The consumer price index has surged to 7%, according to the Office for National Statistics.
Petrol and diesel prices are at highest ever recorded while energy costs skyrocket even before the new cap comes in.
Danni Hewson, AJ Bell financial analyst, comments on Consumer price inflation, UK – Office for National Statistics: “There’s no way to sugar coat what’s happening to prices. Pretty much everything is significantly more expensive than it was a year ago and there is every indication the situation is just going to get worse.
“I don’t think anyone will be surprised to learn that the price at the pump played a huge part in the March story, petrol prices were up by more than 12p a litre in a single month, diesel by more than 18p. Motorists winced every time they had to fill up their vehicles and the Chancellor’s duty cut has done little to soothe. Russia’s invasion of Ukraine has clearly played a part as real sanctions or those self-imposed, disrupted supply of oil and sent the price of a barrel of the black stuff soaring.
“Energy prices sky-rocketed too and though October’s price cap kept the worst of it in check for households’ – manufacturers, retailers, pretty much all businesses weren’t cushioned in the same way and those prices are being passed on to the consumer leaving them with difficult choices to make. And even with the price cap the cost of keeping the lights on and the home fires burning have increased, but then what hasn’t.
“Records have been breaking everywhere and the phrase “since the series began” is used over and over again in this latest update. Clothing and Footwear up 9.7%, furniture and household equipment up 10.4% and the price of doing anything nice be it enjoying a drink in the pub or taking in a show – you guessed it up by the fastest rate since the series began. Buying those things are a choice, unless you’ve got growing kids, but putting food on the table is not. Whilst the 5.9% surge isn’t quite a record breaker I doubt anyone visiting the supermarket over the next couple of days will be worrying about the distinction.
“But what’s causing most concern is the realisation that this really is just a taste of what is to come. The next set of inflation figures will reflect the shock most households have been feeling when they’ve taken a look at their new energy bill. And taking a look at the latest Producer Price Index figures there is unlikely to be any respite pretty much anywhere else. Input prices have surged by almost 20%, and if you’re keeping a tally, yes that is the highest number since records began. What’s coming out of the factory gates, the goods produced seem positively cheap by comparison but be in no doubt the near 12% hike will just add to the misery being faced by households and businesses right across the country.
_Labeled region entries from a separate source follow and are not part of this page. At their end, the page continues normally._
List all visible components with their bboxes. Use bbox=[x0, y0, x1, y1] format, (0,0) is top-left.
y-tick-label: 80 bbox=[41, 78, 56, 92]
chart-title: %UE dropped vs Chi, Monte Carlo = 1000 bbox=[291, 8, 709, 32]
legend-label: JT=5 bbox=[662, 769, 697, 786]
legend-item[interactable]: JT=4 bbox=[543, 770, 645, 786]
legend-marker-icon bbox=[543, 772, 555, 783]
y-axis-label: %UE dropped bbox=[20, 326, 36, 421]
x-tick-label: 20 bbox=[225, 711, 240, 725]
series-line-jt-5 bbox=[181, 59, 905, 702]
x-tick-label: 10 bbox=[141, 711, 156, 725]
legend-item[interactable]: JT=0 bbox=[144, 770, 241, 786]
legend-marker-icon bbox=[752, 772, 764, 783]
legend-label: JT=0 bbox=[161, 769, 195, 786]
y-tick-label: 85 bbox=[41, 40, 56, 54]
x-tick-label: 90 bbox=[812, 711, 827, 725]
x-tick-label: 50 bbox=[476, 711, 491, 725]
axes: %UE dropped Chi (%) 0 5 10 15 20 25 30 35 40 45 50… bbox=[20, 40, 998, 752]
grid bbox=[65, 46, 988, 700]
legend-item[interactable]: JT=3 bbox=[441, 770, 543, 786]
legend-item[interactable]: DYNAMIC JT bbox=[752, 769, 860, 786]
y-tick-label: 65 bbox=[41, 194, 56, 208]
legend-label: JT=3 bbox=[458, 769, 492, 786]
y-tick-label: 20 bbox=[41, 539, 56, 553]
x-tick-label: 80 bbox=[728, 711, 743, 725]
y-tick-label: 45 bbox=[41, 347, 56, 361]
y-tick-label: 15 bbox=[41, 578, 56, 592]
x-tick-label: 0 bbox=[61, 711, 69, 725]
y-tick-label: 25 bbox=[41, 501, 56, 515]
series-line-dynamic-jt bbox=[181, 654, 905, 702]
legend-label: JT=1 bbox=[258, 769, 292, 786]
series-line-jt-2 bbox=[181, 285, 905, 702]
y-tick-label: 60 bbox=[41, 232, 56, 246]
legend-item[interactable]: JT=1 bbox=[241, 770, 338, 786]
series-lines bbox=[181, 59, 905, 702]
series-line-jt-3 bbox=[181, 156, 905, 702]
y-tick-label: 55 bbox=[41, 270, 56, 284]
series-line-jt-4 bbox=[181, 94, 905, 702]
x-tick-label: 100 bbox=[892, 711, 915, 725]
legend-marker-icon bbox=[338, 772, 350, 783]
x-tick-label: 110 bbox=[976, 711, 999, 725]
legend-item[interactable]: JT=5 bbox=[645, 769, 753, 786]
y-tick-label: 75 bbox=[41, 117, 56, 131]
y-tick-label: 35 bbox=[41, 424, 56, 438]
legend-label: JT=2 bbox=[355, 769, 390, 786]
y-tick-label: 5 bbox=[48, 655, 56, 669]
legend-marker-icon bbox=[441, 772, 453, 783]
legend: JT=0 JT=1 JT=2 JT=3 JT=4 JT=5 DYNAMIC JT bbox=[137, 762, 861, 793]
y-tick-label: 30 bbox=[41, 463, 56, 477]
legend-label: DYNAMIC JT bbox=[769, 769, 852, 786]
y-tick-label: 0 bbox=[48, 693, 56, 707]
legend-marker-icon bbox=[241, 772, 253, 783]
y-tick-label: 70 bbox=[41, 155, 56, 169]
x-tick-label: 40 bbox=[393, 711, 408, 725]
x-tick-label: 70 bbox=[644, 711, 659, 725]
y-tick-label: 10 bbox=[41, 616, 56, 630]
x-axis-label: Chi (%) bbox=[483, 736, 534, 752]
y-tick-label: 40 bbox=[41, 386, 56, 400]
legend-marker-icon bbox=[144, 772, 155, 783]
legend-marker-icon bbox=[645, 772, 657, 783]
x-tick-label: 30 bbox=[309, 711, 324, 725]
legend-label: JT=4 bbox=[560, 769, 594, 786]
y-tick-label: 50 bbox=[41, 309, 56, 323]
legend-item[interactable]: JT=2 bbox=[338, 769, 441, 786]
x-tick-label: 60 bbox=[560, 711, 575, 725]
“And that chip shortage, the dearth of semi-conductors which was the hallmark of post pandemic recovery has suffered another setback, a setback which is likely to further contribute to the incredible prices being sought for second-hand cars. Not only will the issues created last year – the lack of one year old vehicles coming to market continue, but with new car production still subdued transport costs are expected to feature in a similar way in the next chapter of the inflation story.
“There are no quick fixes, no magic wand to be waved. Everybody is going to feel poorer as wages, pensions and benefits all fail to keep up. But most people also understand that those with the least will be hardest hit because for some people cutting back is simply not an option.”